Usually, media coverage comparisons of Newt Gingrich and Nancy Pelosi take place across about twelve years, from Gingrich's rise in 1995 to Pelosi's new job in 2007. But Friday's Washington Post makes it all contemporary on the front page of the Style section. At the top, Jose Antonio Vargas whacked Gingrich as he apologized in a YouTube video for his recent remarks "equating bilingual education with 'the language of living in a ghetto.'"
At the bottom of the page came the latest in a series of print high-fives for Pelosi from Post fashion critic Robin Givhan, who insisted the scarves Pelosi used to cover her hair in Syria were fabulous. Over a large photo of Pelosi with head scarf, the headline read "Nancy Pelosi, Respectfully Maintaining Her Own Image."
The Vargas piece on Gingrich was loaded with angry Latinos in favor of bilingual education.

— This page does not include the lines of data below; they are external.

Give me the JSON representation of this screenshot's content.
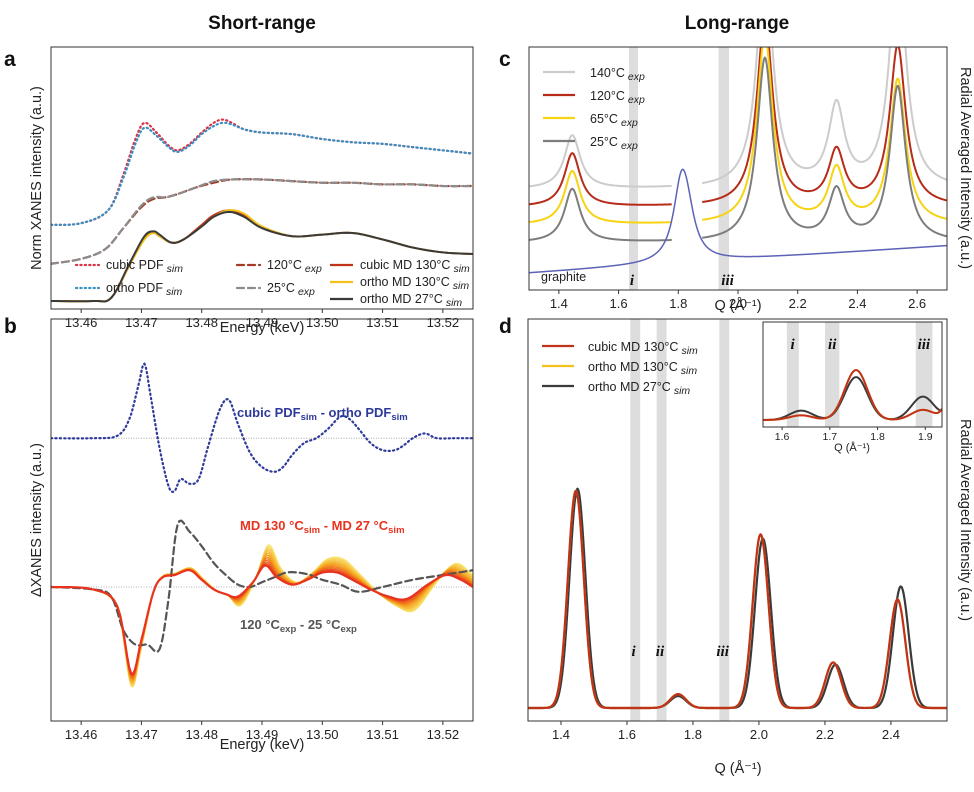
{
  "titles": {
    "left": "Short-range",
    "right": "Long-range"
  },
  "panel_labels": {
    "a": "a",
    "b": "b",
    "c": "c",
    "d": "d"
  },
  "chart_data": [
    {
      "id": "a",
      "type": "line",
      "xlabel": "Energy (keV)",
      "ylabel": "Norm XANES intensity (a.u.)",
      "xlim": [
        13.455,
        13.525
      ],
      "xticks": [
        "13.46",
        "13.47",
        "13.48",
        "13.49",
        "13.50",
        "13.51",
        "13.52"
      ],
      "legend_position": "bottom-right",
      "series": [
        {
          "name": "cubic PDF",
          "sub": "sim",
          "color": "#d9344a",
          "dash": "dotted",
          "x": [
            13.455,
            13.46,
            13.4645,
            13.467,
            13.469,
            13.4705,
            13.4725,
            13.4745,
            13.476,
            13.478,
            13.48,
            13.482,
            13.4835,
            13.485,
            13.487,
            13.49,
            13.495,
            13.5,
            13.505,
            13.51,
            13.515,
            13.52,
            13.525
          ],
          "y": [
            0.47,
            0.48,
            0.56,
            0.78,
            1.0,
            1.1,
            1.04,
            0.96,
            0.93,
            0.97,
            1.04,
            1.1,
            1.12,
            1.1,
            1.06,
            1.04,
            1.03,
            1.0,
            0.98,
            0.97,
            0.95,
            0.93,
            0.91
          ]
        },
        {
          "name": "ortho PDF",
          "sub": "sim",
          "color": "#3a8fc2",
          "dash": "dotted",
          "x": [
            13.455,
            13.46,
            13.4645,
            13.467,
            13.469,
            13.4705,
            13.4725,
            13.4745,
            13.476,
            13.478,
            13.48,
            13.482,
            13.4835,
            13.485,
            13.487,
            13.49,
            13.495,
            13.5,
            13.505,
            13.51,
            13.515,
            13.52,
            13.525
          ],
          "y": [
            0.47,
            0.48,
            0.56,
            0.76,
            0.97,
            1.07,
            1.02,
            0.95,
            0.92,
            0.96,
            1.03,
            1.08,
            1.1,
            1.09,
            1.06,
            1.04,
            1.03,
            1.0,
            0.98,
            0.97,
            0.95,
            0.93,
            0.91
          ]
        },
        {
          "name": "120°C",
          "sub": "exp",
          "color": "#a33a24",
          "dash": "dashed",
          "x": [
            13.455,
            13.46,
            13.464,
            13.467,
            13.47,
            13.472,
            13.474,
            13.476,
            13.479,
            13.482,
            13.485,
            13.49,
            13.495,
            13.5,
            13.505,
            13.51,
            13.515,
            13.52,
            13.525
          ],
          "y": [
            0.23,
            0.26,
            0.32,
            0.45,
            0.58,
            0.63,
            0.64,
            0.66,
            0.7,
            0.73,
            0.75,
            0.75,
            0.74,
            0.73,
            0.73,
            0.72,
            0.72,
            0.71,
            0.71
          ]
        },
        {
          "name": "25°C",
          "sub": "exp",
          "color": "#8c8c8c",
          "dash": "dashed",
          "x": [
            13.455,
            13.46,
            13.464,
            13.467,
            13.47,
            13.472,
            13.474,
            13.476,
            13.479,
            13.482,
            13.485,
            13.49,
            13.495,
            13.5,
            13.505,
            13.51,
            13.515,
            13.52,
            13.525
          ],
          "y": [
            0.23,
            0.26,
            0.32,
            0.45,
            0.59,
            0.64,
            0.64,
            0.66,
            0.7,
            0.74,
            0.75,
            0.75,
            0.74,
            0.73,
            0.73,
            0.72,
            0.72,
            0.71,
            0.71
          ]
        },
        {
          "name": "cubic MD 130°C",
          "sub": "sim",
          "color": "#c0321a",
          "dash": "solid",
          "x": [
            13.455,
            13.462,
            13.465,
            13.468,
            13.4705,
            13.472,
            13.473,
            13.475,
            13.477,
            13.48,
            13.482,
            13.4845,
            13.487,
            13.49,
            13.495,
            13.5,
            13.505,
            13.51,
            13.515,
            13.52,
            13.525
          ],
          "y": [
            0.0,
            0.0,
            0.02,
            0.22,
            0.39,
            0.42,
            0.4,
            0.36,
            0.38,
            0.47,
            0.53,
            0.56,
            0.53,
            0.45,
            0.4,
            0.41,
            0.42,
            0.38,
            0.33,
            0.3,
            0.29
          ]
        },
        {
          "name": "ortho MD 130°C",
          "sub": "sim",
          "color": "#f2c21b",
          "dash": "solid",
          "x": [
            13.455,
            13.462,
            13.465,
            13.468,
            13.4705,
            13.472,
            13.473,
            13.475,
            13.477,
            13.48,
            13.482,
            13.4845,
            13.487,
            13.49,
            13.495,
            13.5,
            13.505,
            13.51,
            13.515,
            13.52,
            13.525
          ],
          "y": [
            0.0,
            0.0,
            0.02,
            0.22,
            0.38,
            0.42,
            0.4,
            0.36,
            0.38,
            0.46,
            0.52,
            0.56,
            0.54,
            0.46,
            0.4,
            0.41,
            0.42,
            0.38,
            0.33,
            0.3,
            0.29
          ]
        },
        {
          "name": "ortho MD  27°C",
          "sub": "sim",
          "color": "#3a3a3a",
          "dash": "solid",
          "x": [
            13.455,
            13.462,
            13.465,
            13.468,
            13.4705,
            13.472,
            13.473,
            13.475,
            13.477,
            13.48,
            13.482,
            13.4845,
            13.487,
            13.49,
            13.495,
            13.5,
            13.505,
            13.51,
            13.515,
            13.52,
            13.525
          ],
          "y": [
            0.0,
            0.0,
            0.02,
            0.23,
            0.4,
            0.43,
            0.41,
            0.36,
            0.38,
            0.46,
            0.52,
            0.55,
            0.52,
            0.45,
            0.4,
            0.41,
            0.42,
            0.38,
            0.33,
            0.3,
            0.29
          ]
        }
      ]
    },
    {
      "id": "b",
      "type": "line",
      "xlabel": "Energy (keV)",
      "ylabel": "ΔXANES intensity (a.u.)",
      "xlim": [
        13.455,
        13.525
      ],
      "xticks": [
        "13.46",
        "13.47",
        "13.48",
        "13.49",
        "13.50",
        "13.51",
        "13.52"
      ],
      "annotations": [
        {
          "text": "cubic PDF",
          "sub": "sim",
          "mid": " - ortho PDF",
          "sub2": "sim",
          "color": "#2d3a9a"
        },
        {
          "text": "MD 130 °C",
          "sub": "sim",
          "mid": " - MD 27 °C",
          "sub2": "sim",
          "color": "#e8331f"
        },
        {
          "text": "120 °C",
          "sub": "exp",
          "mid": " - 25 °C",
          "sub2": "exp",
          "color": "#555555"
        }
      ],
      "baselines": [
        0.62,
        0.0
      ],
      "gradient_colors": [
        "#e8331f",
        "#f4a11a",
        "#f9e36b"
      ],
      "series": [
        {
          "name": "cubic PDF sim - ortho PDF sim",
          "color": "#2d3a9a",
          "dash": "dotted",
          "x": [
            13.455,
            13.462,
            13.466,
            13.468,
            13.4695,
            13.4705,
            13.4715,
            13.473,
            13.4745,
            13.4755,
            13.4765,
            13.478,
            13.4795,
            13.481,
            13.483,
            13.4845,
            13.486,
            13.488,
            13.49,
            13.492,
            13.4935,
            13.495,
            13.497,
            13.499,
            13.501,
            13.503,
            13.5045,
            13.506,
            13.508,
            13.51,
            13.512,
            13.5135,
            13.515,
            13.517,
            13.519,
            13.522,
            13.525
          ],
          "y": [
            0.62,
            0.62,
            0.63,
            0.7,
            0.84,
            0.93,
            0.8,
            0.58,
            0.42,
            0.4,
            0.45,
            0.43,
            0.45,
            0.58,
            0.74,
            0.78,
            0.68,
            0.56,
            0.5,
            0.48,
            0.5,
            0.55,
            0.6,
            0.62,
            0.66,
            0.71,
            0.7,
            0.66,
            0.6,
            0.57,
            0.57,
            0.59,
            0.62,
            0.64,
            0.62,
            0.62,
            0.62
          ]
        },
        {
          "name": "120 °C exp - 25 °C exp",
          "color": "#555555",
          "dash": "dashed",
          "x": [
            13.455,
            13.462,
            13.465,
            13.467,
            13.469,
            13.471,
            13.473,
            13.4745,
            13.476,
            13.478,
            13.48,
            13.482,
            13.484,
            13.486,
            13.488,
            13.49,
            13.492,
            13.494,
            13.496,
            13.498,
            13.5,
            13.503,
            13.506,
            13.51,
            13.515,
            13.52,
            13.525
          ],
          "y": [
            0.0,
            -0.01,
            -0.04,
            -0.18,
            -0.24,
            -0.24,
            -0.26,
            -0.05,
            0.26,
            0.23,
            0.17,
            0.1,
            0.05,
            0.01,
            0.0,
            0.02,
            0.04,
            0.06,
            0.06,
            0.05,
            0.03,
            0.01,
            -0.02,
            0.0,
            0.03,
            0.05,
            0.07
          ]
        },
        {
          "name": "MD 130 °C sim - MD 27 °C sim",
          "color": "#e8331f",
          "dash": "solid",
          "x": [
            13.455,
            13.462,
            13.466,
            13.4683,
            13.47,
            13.472,
            13.4735,
            13.4755,
            13.478,
            13.48,
            13.482,
            13.484,
            13.486,
            13.4885,
            13.4905,
            13.4925,
            13.495,
            13.4975,
            13.5,
            13.5025,
            13.505,
            13.508,
            13.511,
            13.514,
            13.5175,
            13.5205,
            13.523,
            13.525
          ],
          "y": [
            0.0,
            -0.01,
            -0.08,
            -0.36,
            -0.22,
            -0.02,
            0.04,
            0.05,
            0.07,
            0.03,
            -0.01,
            -0.03,
            -0.04,
            0.02,
            0.09,
            0.04,
            0.01,
            0.03,
            0.06,
            0.06,
            0.03,
            -0.01,
            -0.04,
            -0.05,
            0.01,
            0.05,
            0.03,
            0.0
          ]
        }
      ]
    },
    {
      "id": "c",
      "type": "line",
      "xlabel": "Q (Å⁻¹)",
      "ylabel": "Radial Averaged Intensity (a.u.)",
      "xlim": [
        1.3,
        2.7
      ],
      "xticks": [
        "1.4",
        "1.6",
        "1.8",
        "2.0",
        "2.2",
        "2.4",
        "2.6"
      ],
      "shaded_bands": [
        [
          1.635,
          1.665
        ],
        [
          1.935,
          1.97
        ]
      ],
      "band_labels": [
        "i",
        "iii"
      ],
      "band_label_x": [
        1.645,
        1.965
      ],
      "legend_position": "top-left",
      "series": [
        {
          "name": "140°C",
          "sub": "exp",
          "color": "#cccccc",
          "offset": 0.52,
          "gap": [
            1.78,
            1.88
          ]
        },
        {
          "name": "120°C",
          "sub": "exp",
          "color": "#b62c19",
          "offset": 0.42,
          "gap": [
            1.78,
            1.88
          ]
        },
        {
          "name": "65°C",
          "sub": "exp",
          "color": "#f6d313",
          "offset": 0.32,
          "gap": [
            1.78,
            1.88
          ]
        },
        {
          "name": "25°C",
          "sub": "exp",
          "color": "#7d7d7d",
          "offset": 0.22,
          "gap": [
            1.78,
            1.88
          ]
        },
        {
          "name": "graphite",
          "sub": "",
          "color": "#5c62b8",
          "offset": 0.0,
          "gap": null
        }
      ],
      "peaks": {
        "140°C": [
          [
            1.445,
            0.3
          ],
          [
            2.09,
            1.27
          ],
          [
            2.33,
            0.45
          ],
          [
            2.535,
            1.3
          ]
        ],
        "120°C": [
          [
            1.445,
            0.3
          ],
          [
            2.09,
            1.06
          ],
          [
            2.33,
            0.3
          ],
          [
            2.535,
            0.9
          ]
        ],
        "65°C": [
          [
            1.445,
            0.3
          ],
          [
            2.09,
            1.06
          ],
          [
            2.33,
            0.3
          ],
          [
            2.535,
            0.81
          ]
        ],
        "25°C": [
          [
            1.445,
            0.3
          ],
          [
            2.09,
            1.03
          ],
          [
            2.33,
            0.28
          ],
          [
            2.535,
            0.87
          ]
        ]
      },
      "graphite_peaks": [
        [
          1.81,
          1.12
        ],
        [
          1.83,
          0.5
        ]
      ]
    },
    {
      "id": "d",
      "type": "line",
      "xlabel": "Q (Å⁻¹)",
      "ylabel": "Radial Averaged Intensity (a.u.)",
      "xlim": [
        1.3,
        2.57
      ],
      "xticks": [
        "1.4",
        "1.6",
        "1.8",
        "2.0",
        "2.2",
        "2.4"
      ],
      "shaded_bands": [
        [
          1.61,
          1.64
        ],
        [
          1.69,
          1.72
        ],
        [
          1.88,
          1.91
        ]
      ],
      "band_labels": [
        "i",
        "ii",
        "iii"
      ],
      "band_label_x": [
        1.62,
        1.7,
        1.89
      ],
      "legend_position": "top-left",
      "series": [
        {
          "name": "cubic MD 130°C",
          "sub": "sim",
          "color": "#c0321a",
          "peaks": [
            [
              1.445,
              1.0
            ],
            [
              1.755,
              0.064
            ],
            [
              2.005,
              0.8
            ],
            [
              2.225,
              0.21
            ],
            [
              2.42,
              0.5
            ]
          ]
        },
        {
          "name": "ortho MD 130°C",
          "sub": "sim",
          "color": "#f2c21b",
          "peaks": [
            [
              1.445,
              1.0
            ],
            [
              1.755,
              0.064
            ],
            [
              2.005,
              0.8
            ],
            [
              2.225,
              0.21
            ],
            [
              2.42,
              0.5
            ]
          ]
        },
        {
          "name": "ortho MD  27°C",
          "sub": "sim",
          "color": "#3a3a3a",
          "peaks": [
            [
              1.45,
              1.01
            ],
            [
              1.755,
              0.055
            ],
            [
              2.012,
              0.78
            ],
            [
              2.232,
              0.2
            ],
            [
              2.43,
              0.56
            ]
          ]
        }
      ],
      "inset": {
        "xlim": [
          1.56,
          1.935
        ],
        "xticks": [
          "1.6",
          "1.7",
          "1.8",
          "1.9"
        ],
        "xlabel": "Q (Å⁻¹)",
        "shaded_bands": [
          [
            1.61,
            1.635
          ],
          [
            1.69,
            1.72
          ],
          [
            1.88,
            1.915
          ]
        ],
        "band_labels": [
          "i",
          "ii",
          "iii"
        ],
        "band_label_x": [
          1.622,
          1.705,
          1.897
        ]
      }
    }
  ]
}
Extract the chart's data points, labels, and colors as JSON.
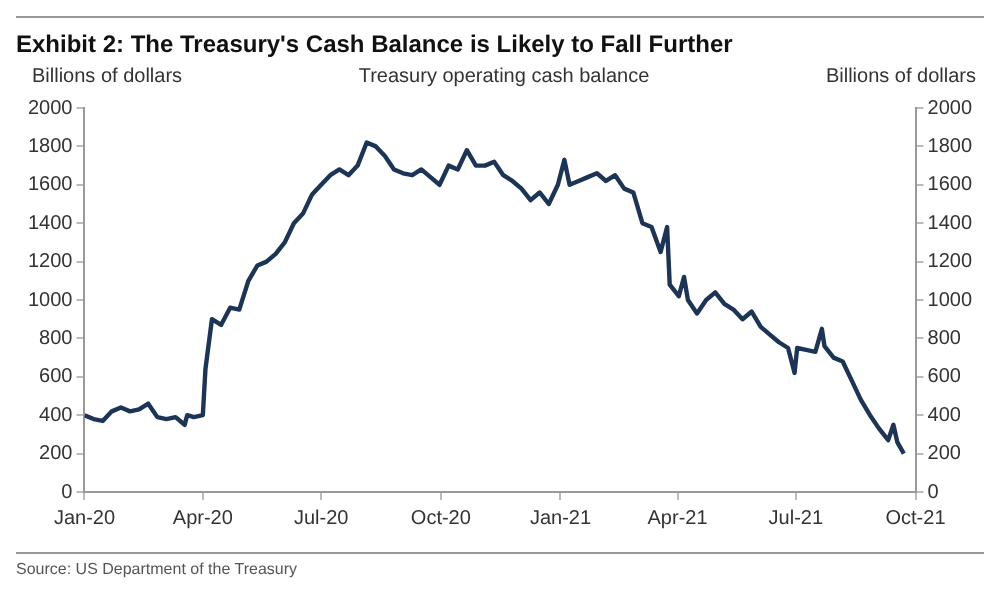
{
  "chart_data": {
    "type": "line",
    "title": "Exhibit 2: The Treasury's Cash Balance is Likely to Fall Further",
    "subtitle": "Treasury operating cash balance",
    "ylabel": "Billions of dollars",
    "y2label": "Billions of dollars",
    "annotations": [
      "Source: US Department of the Treasury"
    ],
    "x": [
      "2020-01-01",
      "2020-01-08",
      "2020-01-15",
      "2020-01-22",
      "2020-01-29",
      "2020-02-05",
      "2020-02-12",
      "2020-02-19",
      "2020-02-26",
      "2020-03-04",
      "2020-03-11",
      "2020-03-18",
      "2020-03-20",
      "2020-03-25",
      "2020-04-01",
      "2020-04-03",
      "2020-04-08",
      "2020-04-15",
      "2020-04-22",
      "2020-04-29",
      "2020-05-06",
      "2020-05-13",
      "2020-05-20",
      "2020-05-27",
      "2020-06-03",
      "2020-06-10",
      "2020-06-17",
      "2020-06-24",
      "2020-07-01",
      "2020-07-08",
      "2020-07-15",
      "2020-07-22",
      "2020-07-29",
      "2020-08-05",
      "2020-08-12",
      "2020-08-19",
      "2020-08-26",
      "2020-09-02",
      "2020-09-09",
      "2020-09-16",
      "2020-09-23",
      "2020-09-30",
      "2020-10-07",
      "2020-10-14",
      "2020-10-21",
      "2020-10-28",
      "2020-11-04",
      "2020-11-11",
      "2020-11-18",
      "2020-11-25",
      "2020-12-02",
      "2020-12-09",
      "2020-12-16",
      "2020-12-23",
      "2020-12-30",
      "2021-01-04",
      "2021-01-08",
      "2021-01-15",
      "2021-01-22",
      "2021-01-29",
      "2021-02-05",
      "2021-02-12",
      "2021-02-19",
      "2021-02-26",
      "2021-03-05",
      "2021-03-12",
      "2021-03-19",
      "2021-03-24",
      "2021-03-26",
      "2021-04-02",
      "2021-04-06",
      "2021-04-09",
      "2021-04-16",
      "2021-04-23",
      "2021-04-30",
      "2021-05-07",
      "2021-05-14",
      "2021-05-21",
      "2021-05-28",
      "2021-06-04",
      "2021-06-11",
      "2021-06-18",
      "2021-06-25",
      "2021-06-30",
      "2021-07-02",
      "2021-07-09",
      "2021-07-16",
      "2021-07-21",
      "2021-07-23",
      "2021-07-30",
      "2021-08-06",
      "2021-08-13",
      "2021-08-20",
      "2021-08-27",
      "2021-09-03",
      "2021-09-10",
      "2021-09-14",
      "2021-09-17",
      "2021-09-22"
    ],
    "series": [
      {
        "color": "#1c3557",
        "values": [
          400,
          380,
          370,
          420,
          440,
          420,
          430,
          460,
          390,
          380,
          390,
          350,
          400,
          390,
          400,
          640,
          900,
          870,
          960,
          950,
          1100,
          1180,
          1200,
          1240,
          1300,
          1400,
          1450,
          1550,
          1600,
          1650,
          1680,
          1650,
          1700,
          1820,
          1800,
          1750,
          1680,
          1660,
          1650,
          1680,
          1640,
          1600,
          1700,
          1680,
          1780,
          1700,
          1700,
          1720,
          1650,
          1620,
          1580,
          1520,
          1560,
          1500,
          1600,
          1730,
          1600,
          1620,
          1640,
          1660,
          1620,
          1650,
          1580,
          1560,
          1400,
          1380,
          1250,
          1380,
          1080,
          1020,
          1120,
          1000,
          930,
          1000,
          1040,
          980,
          950,
          900,
          940,
          860,
          820,
          780,
          750,
          620,
          750,
          740,
          730,
          850,
          760,
          700,
          680,
          580,
          480,
          400,
          330,
          270,
          350,
          260,
          200
        ]
      }
    ],
    "xlim": [
      "2020-01-01",
      "2021-10-01"
    ],
    "xticks": [
      {
        "value": "2020-01-01",
        "label": "Jan-20"
      },
      {
        "value": "2020-04-01",
        "label": "Apr-20"
      },
      {
        "value": "2020-07-01",
        "label": "Jul-20"
      },
      {
        "value": "2020-10-01",
        "label": "Oct-20"
      },
      {
        "value": "2021-01-01",
        "label": "Jan-21"
      },
      {
        "value": "2021-04-01",
        "label": "Apr-21"
      },
      {
        "value": "2021-07-01",
        "label": "Jul-21"
      },
      {
        "value": "2021-10-01",
        "label": "Oct-21"
      }
    ],
    "ylim": [
      0,
      2000
    ],
    "yticks": [
      0,
      200,
      400,
      600,
      800,
      1000,
      1200,
      1400,
      1600,
      1800,
      2000
    ],
    "y2lim": [
      0,
      2000
    ],
    "y2ticks": [
      0,
      200,
      400,
      600,
      800,
      1000,
      1200,
      1400,
      1600,
      1800,
      2000
    ],
    "grid": false,
    "legend": false,
    "marker": "none",
    "line_style": "solid"
  }
}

Vargas mocked Gingrich's grasp of Spanish: "(However: Memorando al Señor Gingrich: In Spanish, the "r" is rolled and the syl-la-bles are se-pa-ra-ted.)" He added: "As of yesterday afternoon, Gingrich's YouTube apology, the Spanish version, had been watched more than 34,000 times on the video-sharing site. Comments kept coming in, some viewers sympathetic to Gingrich, many not, others simply LOLing -- laughing out loud." Only one website commenter was quoted supporting Gingrich's stand on bilingualism.
Givhan took no time to argue that there could be giggles in Nancy's headwear. She argued that while Western leaders looked profoundly uncomfortable in Vietnamese garb at the last Asian summit, and while the British hostages in Iran were denied their uniforms as they departed from captivity, Pelosi was a diva, fully in control of her fashion faculties:
Pelosi, with her carefully coordinated scarves, respected her foreign surroundings without ceding any control. She assiduously avoided leaving a trail of cringe-inducing photographs in which she looked so uncomfortable she might as well have been dressed in a coat of porcupine quills. Her multipurpose, culturally adaptable scarves underscored the reality that sometimes it not only matters who you are, but also what you wear.
No one in the liberal Post could locate the feminist argument that perhaps the Middle East is antiquated for requiring the ladies to cover their locks. Instead, Givhan merely began by noting Pelosi's talent for modesty and her movie-star heroine good looks:
The scarves provided her with an additional bit of sartorial modesty when the situation required it and she was also able to use them to cover her head when protocol dictated -- such as when she visited the tomb of John the Baptist inside a mosque in Damascus and tied one around her head in the manner of a Hitchcock heroine.